Курбский в письмах рисует картину упадка церкви, управляемой стяжателями – «иосифлянами». Он причислял себя к ученикам близкого к «нестяжателям» Максима Грека. Не без оснований князь рассчитывал на то, что его критика иосифлянской церкви найдет сочувствие в Псково-Печерском монастыре: в течение длительного времени эта обитель была цитаделью «нестяжателей». Позднее, однако, Курбский делает такое замечание по поводу Псково-Печерской обители: «Там прежде, пока не было у монастыря имений и монахи пребывали в нестяжании, по благодати Христа, Бога нашего, и молитвами его Пречистой Матери, происходили бесчисленные чудеса. Но когда возлюбили монахи собственность, особенно же недвижимую, то есть деревни и села, померкли божественные чудеса».
Во втором послании Курбский представляет современную ему Русь землёй, объятой огнем, который никто не может погасить: «Вот на лице всей нашей земли как бы разгорелся лютый пожар, и мы видим множество домов, истребляемых пламенем напастей – и кто отстоит их, кто угасит, кто избавит братию от таких и толиких бед? Воистину, никто! Нет ни заступающего, ни помогающего, кроме Господа!» В Руси, полагал гуманист Курбский, нет святителей, которые обличали бы царя в его законопреступных делах и «возревновали» бы о пролитой крови.
Описывая бедствия дворянства, купцов, земледельцев, автор письма продолжал: «Таковых ради нестерпимых мук овым без вести бегуном, ото отечества быти». То был осторожный намёк на его намерение покинуть родину, оправдание этого шага «нестерпимыми муками».
Как полагал советский исследователь Р.Скрынников (1962 год), Курбский надеялся, что Псково-Печерский монастырь возьмет на себя инициативу антиправительственного выступления и возглавит церковную оппозицию на Руси.
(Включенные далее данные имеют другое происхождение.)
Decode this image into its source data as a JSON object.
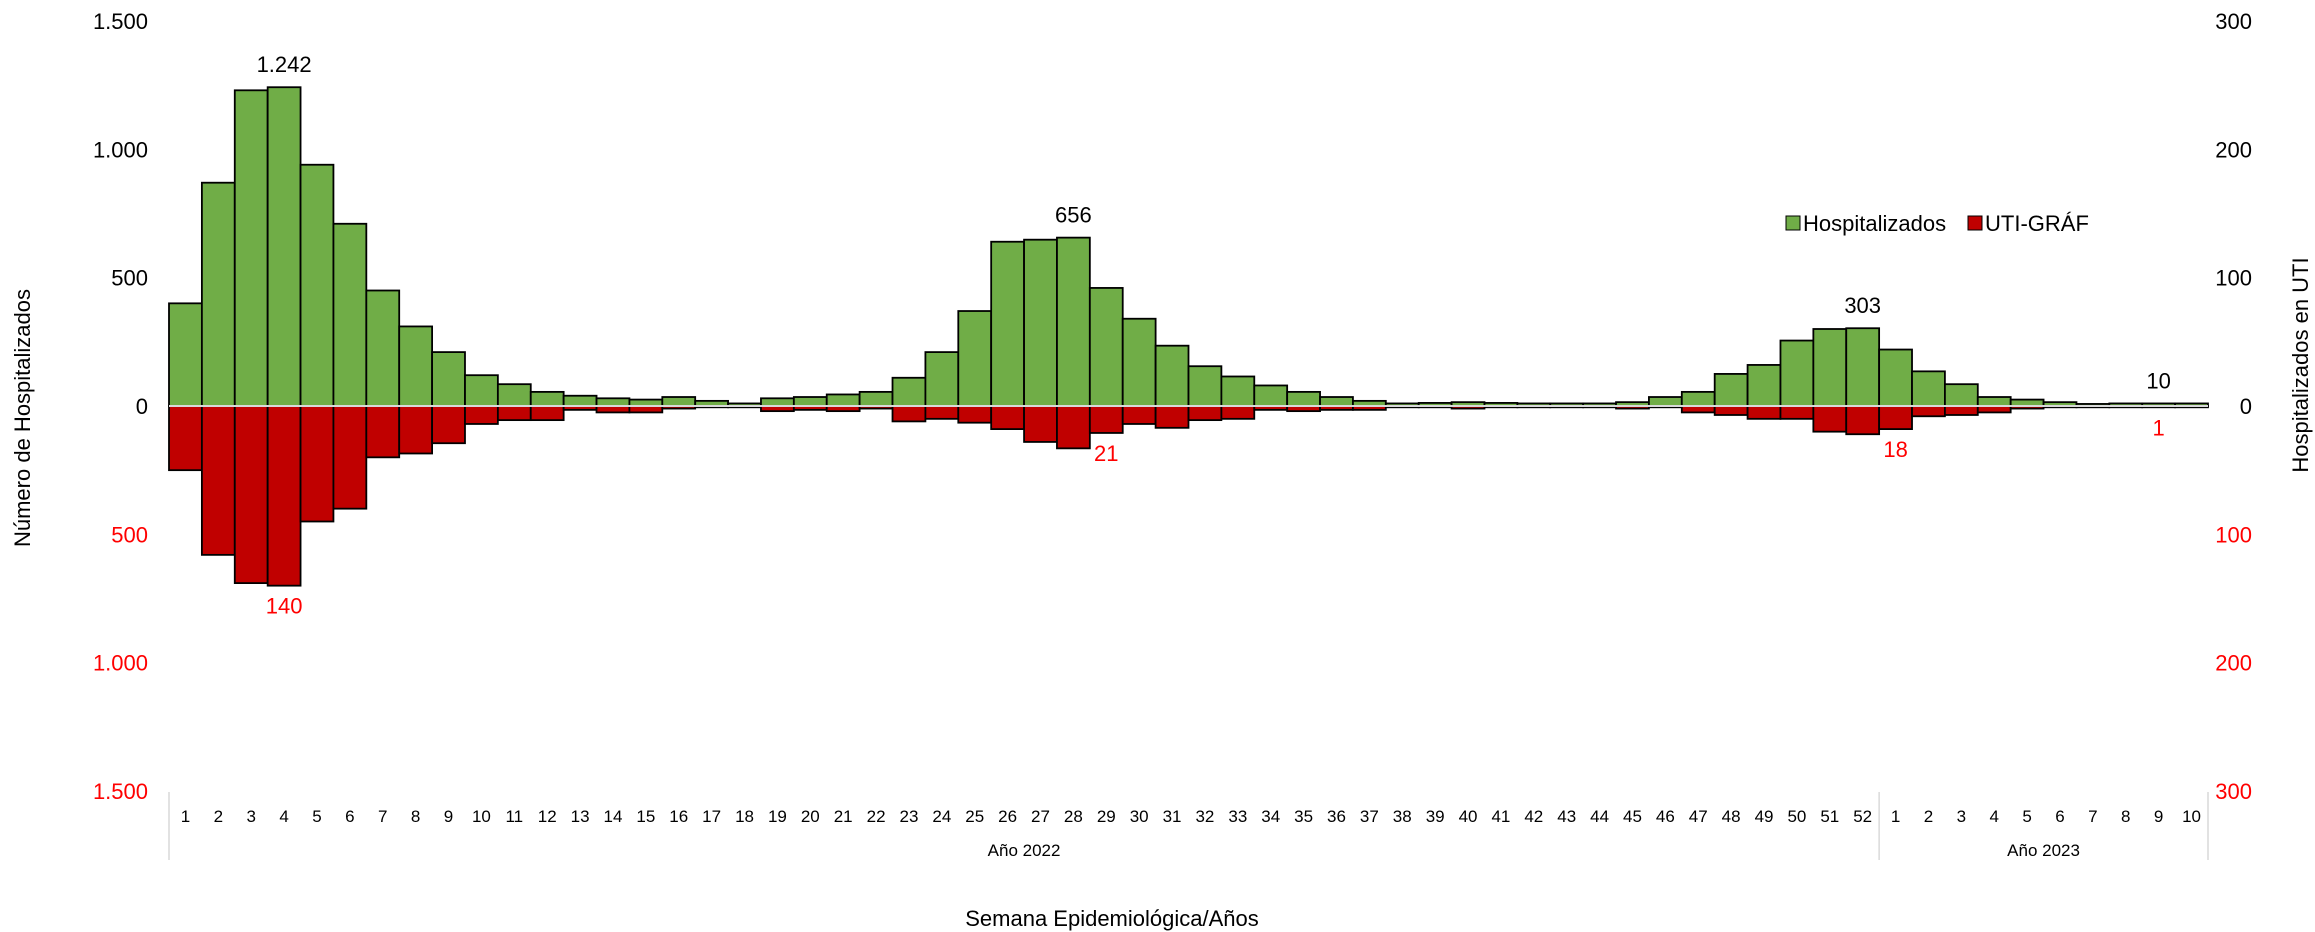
{
  "chart_data": {
    "type": "bar",
    "xlabel": "Semana Epidemiológica/Años",
    "ylabel_left": "Número de Hospitalizados",
    "ylabel_right": "Hospitalizados en UTI",
    "left_axis": {
      "ylim": [
        -1500,
        1500
      ],
      "ticks": [
        {
          "value": 1500,
          "label": "1.500"
        },
        {
          "value": 1000,
          "label": "1.000"
        },
        {
          "value": 500,
          "label": "500"
        },
        {
          "value": 0,
          "label": "0"
        },
        {
          "value": -500,
          "label": "500"
        },
        {
          "value": -1000,
          "label": "1.000"
        },
        {
          "value": -1500,
          "label": "1.500"
        }
      ]
    },
    "right_axis": {
      "ylim": [
        -300,
        300
      ],
      "ticks": [
        {
          "value": 300,
          "label": "300"
        },
        {
          "value": 200,
          "label": "200"
        },
        {
          "value": 100,
          "label": "100"
        },
        {
          "value": 0,
          "label": "0"
        },
        {
          "value": -100,
          "label": "100"
        },
        {
          "value": -200,
          "label": "200"
        },
        {
          "value": -300,
          "label": "300"
        }
      ]
    },
    "categories": [
      "1",
      "2",
      "3",
      "4",
      "5",
      "6",
      "7",
      "8",
      "9",
      "10",
      "11",
      "12",
      "13",
      "14",
      "15",
      "16",
      "17",
      "18",
      "19",
      "20",
      "21",
      "22",
      "23",
      "24",
      "25",
      "26",
      "27",
      "28",
      "29",
      "30",
      "31",
      "32",
      "33",
      "34",
      "35",
      "36",
      "37",
      "38",
      "39",
      "40",
      "41",
      "42",
      "43",
      "44",
      "45",
      "46",
      "47",
      "48",
      "49",
      "50",
      "51",
      "52",
      "1",
      "2",
      "3",
      "4",
      "5",
      "6",
      "7",
      "8",
      "9",
      "10"
    ],
    "groups": [
      {
        "label": "Año 2022",
        "count": 52
      },
      {
        "label": "Año 2023",
        "count": 10
      }
    ],
    "series": [
      {
        "name": "Hospitalizados",
        "color": "#70ad47",
        "axis": "left",
        "values": [
          400,
          870,
          1230,
          1242,
          940,
          710,
          450,
          310,
          210,
          120,
          85,
          55,
          40,
          30,
          25,
          35,
          20,
          10,
          30,
          35,
          45,
          55,
          110,
          210,
          370,
          640,
          648,
          656,
          460,
          340,
          235,
          155,
          115,
          80,
          55,
          35,
          20,
          10,
          12,
          15,
          12,
          10,
          10,
          10,
          15,
          35,
          55,
          125,
          160,
          255,
          300,
          303,
          220,
          135,
          85,
          35,
          25,
          15,
          8,
          10,
          10,
          10
        ],
        "value_labels": [
          {
            "index": 3,
            "label": "1.242"
          },
          {
            "index": 27,
            "label": "656"
          },
          {
            "index": 51,
            "label": "303"
          },
          {
            "index": 60,
            "label": "10"
          }
        ]
      },
      {
        "name": "UTI-GRÁF",
        "color": "#c00000",
        "axis": "right",
        "values": [
          50,
          116,
          138,
          140,
          90,
          80,
          40,
          37,
          29,
          14,
          11,
          11,
          3,
          5,
          5,
          2,
          1,
          1,
          4,
          3,
          4,
          2,
          12,
          10,
          13,
          18,
          28,
          33,
          21,
          14,
          17,
          11,
          10,
          3,
          4,
          3,
          3,
          1,
          1,
          2,
          1,
          1,
          1,
          1,
          2,
          1,
          5,
          7,
          10,
          10,
          20,
          22,
          18,
          8,
          7,
          5,
          2,
          1,
          1,
          1,
          1,
          1
        ],
        "value_labels": [
          {
            "index": 3,
            "label": "140"
          },
          {
            "index": 28,
            "label": "21"
          },
          {
            "index": 52,
            "label": "18"
          },
          {
            "index": 60,
            "label": "1"
          }
        ]
      }
    ],
    "legend": {
      "position": "top-right",
      "entries": [
        "Hospitalizados",
        "UTI-GRÁF"
      ]
    },
    "grid": false
  }
}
Фактически монахи поспешили прервать всякие сношения с «государевым изменником» Курбским.
Второе послание, полностью раскрывающее настроение князя-оппозиционера, не отправлялось им до самого бегства и было спрятано в Юрьеве на воеводском дворе, под печью, «страха ради смертного».
В своей краткой записке в Юрьев из-за рубежа неизвестному лицу перебежчик прямо указал, что «писано дело государское», «вы то отошлите либо к государю, либо в Пречистой, в Печоры». А этим неизвестным лицом мог быть слуга Курбского Васька Шибанов, схваченный и доставленный в Москву, а, может быть, явившийся с письмом к царю по приказу самого Курбского. Слуга погиб от рук царского палача с клятвой верности прежнему хозяину.
Отмежевание от князя-перебежчика не спасло старца Васьяна Муромцева и игумена Корнилия от мести царя, когда Иван Грозный в 1570 году двинулся покарать Великий Новгород и Псков за их мнимую готовность отдаться Литве. Оба они, как и 190 псковичей, были, говоря словами историка Карамзина, «земным царем посланы к небесному царю».